Para la época se escuchaba decir que el rebelde verde olivo cortaba caña, las opiniones contrarias siempre lo negaban y argumentaban que se trataba de actitudes publicitarias, no se admitía que hacía un trabajo productivo de manera cotidiana: "...desde temprano”, "durante cuatro horas" el ídolo de los revolucionarios del mundo trabajaba para la zafra, hasta que dejó de hacerlo porque sufrió una herida en un pie cuando con un afilado machete cortó hasta su bota por accidente.
Fidel ofrece este testimonio para explicar lo agotador que es cortar caña, aun teniendo todas las facilidades que no tenían otros, tales como que le afilaran el machete, tener almuerzo y un lugar para descansar.
Al decir estas cosas, Fidel distrae a cualquiera y, lejos del lector prestar atención al problema energético, le pone a pensar en la aptitud moral del revolucionario.
Así es la grandeza humana.
Su testimonio es estremecedor ante la conciencia de un mundo lleno de vanidad.
- "Fidel corta caña", decía papá.
- “mentira, ese es un doble, como se pervierten ustedes…", decía mi tío cura.
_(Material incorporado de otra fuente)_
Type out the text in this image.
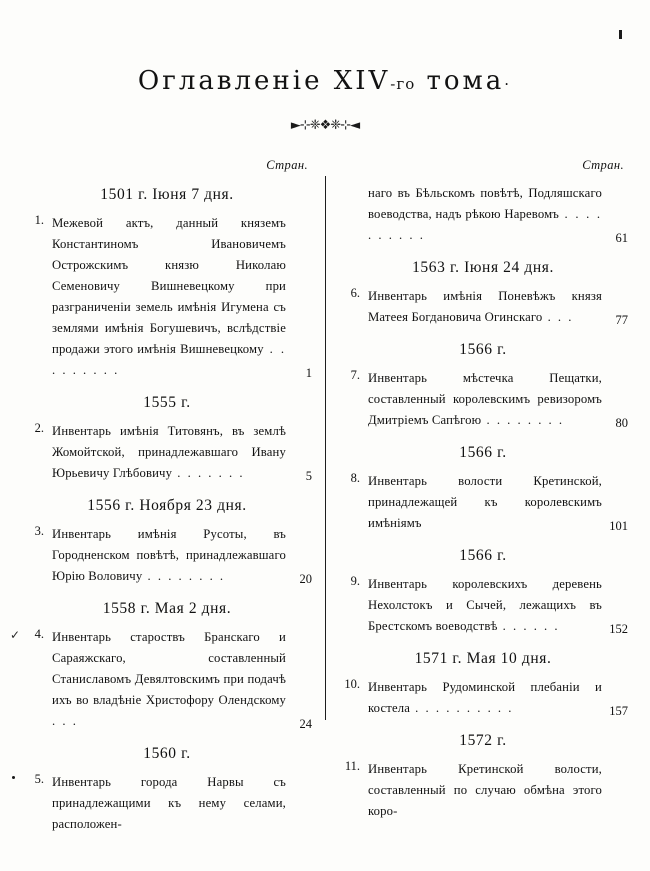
Оглавленіе XIV-го тома·
►⊹❈❖❈⊹◄
Стран.
1501 г. Іюня 7 дня.
1. Межевой актъ, данный княземъ Константиномъ Ивановичемъ Острожскимъ князю Николаю Семеновичу Вишневецкому при разграниченіи земель имѣнія Игумена съ землями имѣнія Богушевичъ, вслѣдствіе продажи этого имѣнія Вишневецкому . . . . . . . . .	1
1555 г.
2. Инвентарь имѣнія Титовянъ, въ землѣ Жомойтской, принадлежавшаго Ивану Юрьевичу Глѣбовичу . . . . . . .	5
1556 г. Ноября 23 дня.
3. Инвентарь имѣнія Русоты, въ Городненском повѣтѣ, принадлежавшаго Юрію Воловичу . . . . . . . .	20
1558 г. Мая 2 дня.
✓	4. Инвентарь староствъ Бранскаго и Сараяжскаго, составленный Станиславомъ Девялтовскимъ при подачѣ ихъ во владѣніе Христофору Олендскому . . .	24
1560 г.
5. Инвентарь города Нарвы съ принадлежащими къ нему селами, расположен-
Стран.
наго въ Бѣльскомъ повѣтѣ, Подляшскаго воеводства, надъ рѣкою Наревомъ . . . . . . . . . .	61
1563 г. Іюня 24 дня.
6. Инвентарь имѣнія Поневѣжъ князя Матеея Богдановича Огинскаго . . .	77
1566 г.
7. Инвентарь мѣстечка Пещатки, составленный королевскимъ ревизоромъ Дмитріемъ Сапѣгою . . . . . . . .	80
1566 г.
8. Инвентарь волости Кретинской, принадлежащей къ королевскимъ имѣніямъ	101
1566 г.
9. Инвентарь королевскихъ деревень Нехолстокъ и Сычей, лежащихъ въ Брестскомъ воеводствѣ . . . . . .	152
1571 г. Мая 10 дня.
10. Инвентарь Рудоминской плебаніи и костела . . . . . . . . . .	157
1572 г.
11. Инвентарь Кретинской волости, составленный по случаю обмѣна этого коро-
39 años más tarde de creer en las palabras de papá, leo lo que dice Fidel, al querer decirnos otras cosas: "yo personalmente he cortado caña no pocas veces por deber moral, igual que otros compañeros dirigentes del país. Y agrega: "Recuerdo el mes de agosto de 1969. Escogí un lugar próximo a la capital. Me movía bien temprano cada mañana hacia allí… No cesaba de cortar un minuto durante cuatro horas consecutivas… Ni una vez dejé de producir un mínimo de 3.4 toneladas diarias”.
Fidel admite que fue un cortador con mucha ayuda: "alguien se encargaba de afilar el machete ... luego me bañaba, almorzaba sosegadamente y descansaba en un lugar muy próximo - y termina diciendo, como si se tratara de un ciudadano cualquiera: "detuve aquel esfuerzo personal cuando me ocasioné una herida en el pie izquierdo. El afilado machete había penetrado en la bota protectora". (Reflexiones del 30 de abril de 2007, publicadas por Granma Internacional, versión digital)
Se trata del hombre del Moncada, el sobreviviente del Granma y el protagonista de la crisis de los misiles, al principio de la década del 60; cuando la tensión de guerra nos acercó a la real amenaza de la desaparición de la especie humana por la hecatombe nuclear, según los expertos.
Ese líder se corto un pie, en el momento en que cortaba caña. Un líder mundial cortaba caña.
“Fidel corta caña”, decía papa y yo lo cría con apenas 10 años.
Mi papá y yo no conocíamos que toda la grandeza del mundo cabe en un grano de maíz, como sentenció Martí.